The cities I saw - a very small proportion of the country - and the major roads around them were full of traffic which didn't seem to follow many rules but which moved comparatively peacefully. Horns were used to indicate presence rather than in anger. Construction was going on but by western standards, any work being done was a drop in the bucket.
The countryside was a delight. It was like being transported back into the middle ages in England with villagers going about their myriad tasks in perfect harmony. The women wear their longhis rolled into a ring on the top of their heads to make it easier for them to carry anything and everything. They must have very strong necks. Little children played unfettered at their feet in the dirt and there was no apparent concern for their safety. Slightly older children played happily in groups and were always laughing and running around which was a joyful sight.

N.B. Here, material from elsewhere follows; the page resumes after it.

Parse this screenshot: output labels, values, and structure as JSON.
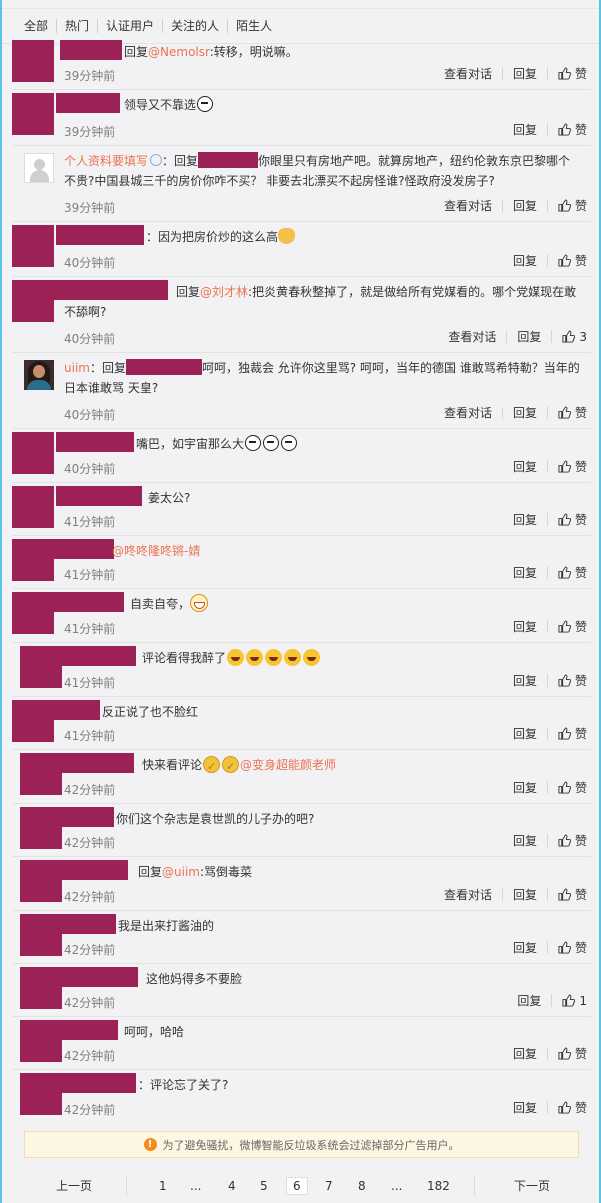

Animals were everywhere. I personally think there are far too many dogs with bitches evidently nursing or being mated wherever you looked. A plan to spay or neuter would seem appropriate because, presumably, someone has to feed them all. The cattle were delightful - Brahmans to be yoked to the ploughs in the fields and water buffalo likewise in the wetter land. I didn't find out what they do with their goats but they probably milk them. Some of the young children were given tasks like moving cattle from one grazing spot to another and re-staking them.

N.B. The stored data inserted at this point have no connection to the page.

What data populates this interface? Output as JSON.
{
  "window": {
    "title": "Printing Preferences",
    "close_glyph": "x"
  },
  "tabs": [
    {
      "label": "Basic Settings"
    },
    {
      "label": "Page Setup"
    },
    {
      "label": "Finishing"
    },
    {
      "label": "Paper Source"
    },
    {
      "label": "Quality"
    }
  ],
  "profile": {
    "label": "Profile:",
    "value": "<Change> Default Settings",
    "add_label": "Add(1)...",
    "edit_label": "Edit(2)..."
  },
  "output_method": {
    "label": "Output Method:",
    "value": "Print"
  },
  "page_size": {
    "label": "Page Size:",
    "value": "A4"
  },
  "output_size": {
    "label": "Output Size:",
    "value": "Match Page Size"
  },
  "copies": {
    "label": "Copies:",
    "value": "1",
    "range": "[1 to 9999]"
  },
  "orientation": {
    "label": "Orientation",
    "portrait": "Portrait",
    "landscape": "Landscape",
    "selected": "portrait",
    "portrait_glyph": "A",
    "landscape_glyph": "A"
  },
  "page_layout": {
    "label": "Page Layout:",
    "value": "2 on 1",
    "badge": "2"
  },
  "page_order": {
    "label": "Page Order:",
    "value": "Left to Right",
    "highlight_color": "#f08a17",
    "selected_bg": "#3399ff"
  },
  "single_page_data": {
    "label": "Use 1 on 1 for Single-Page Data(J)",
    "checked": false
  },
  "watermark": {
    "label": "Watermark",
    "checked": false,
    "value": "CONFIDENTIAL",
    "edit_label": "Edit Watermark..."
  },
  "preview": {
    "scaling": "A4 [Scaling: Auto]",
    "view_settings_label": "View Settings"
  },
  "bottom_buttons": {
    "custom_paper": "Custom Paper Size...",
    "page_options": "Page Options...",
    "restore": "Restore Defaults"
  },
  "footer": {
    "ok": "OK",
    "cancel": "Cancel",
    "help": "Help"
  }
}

Clearly, the climate is different between states. On the cruise, I travelled through Central Burma to visit Mandalay, North Burma to visit Sagaing and Lower Burma to visit Yangon and parts of the Ayeyerwady River. With Adam and Jan, I travelled through East Burma to visit Shan State.
Yangon's climate is very similar to Singapore's and not a climate I feel at all comfortable in. I guess one might acclimatise and it certainly didn't appear to worry the inhabitants. Central and North Burma seemed cooler on our cruise visits to Mandalay and Sagaing. Shan State was a delight! Apart from the cooler temperatures the landscape was very easy on the eye with miles of rolling hills, lakes, mountains and farmland. Apart from the poor roads, it resembled New Zealand in some ways.
Change is coming to Myanmar. In some ways, this will be a shame as it is very unspoilt in places and tourists were very few and far between. But now that sanctions are being lifted and more foreign money is coming in, development is taking place. I have to say that I was surprised at how expensive the hotels and restaurants were - every bit as expensive as staying at and dining in New Zealand - so if you're thinking that it would be a cheap holiday, think again.
What will happen with the change in Government, only time will tell and I am sufficiently a-political not to venture a guess. Certainly the people I spoke to before the election were wholeheartedly in support of Aung San Suu Kyi and the National League for Democracy. But it's being said that winning the election was the easy part and that the real work will begin when her party comes to power next year. Adam told me that there were real concerns among his colleagues about the party's limited experience of government and the small pool of skilled people who could take office. His company has worked closely with the current Government since it was formed three years ago and they have noticed significant changes in attitude since sanctions were lifted. Time will tell ...
Certainly, I will remember the visit with a real sense of warmth towards the country and its people, as well, of course, with great pleasure in learning more about the country where our son is now working. It will be very interesting to see how it all develops, both the country itself and the work that PRIME is doing there.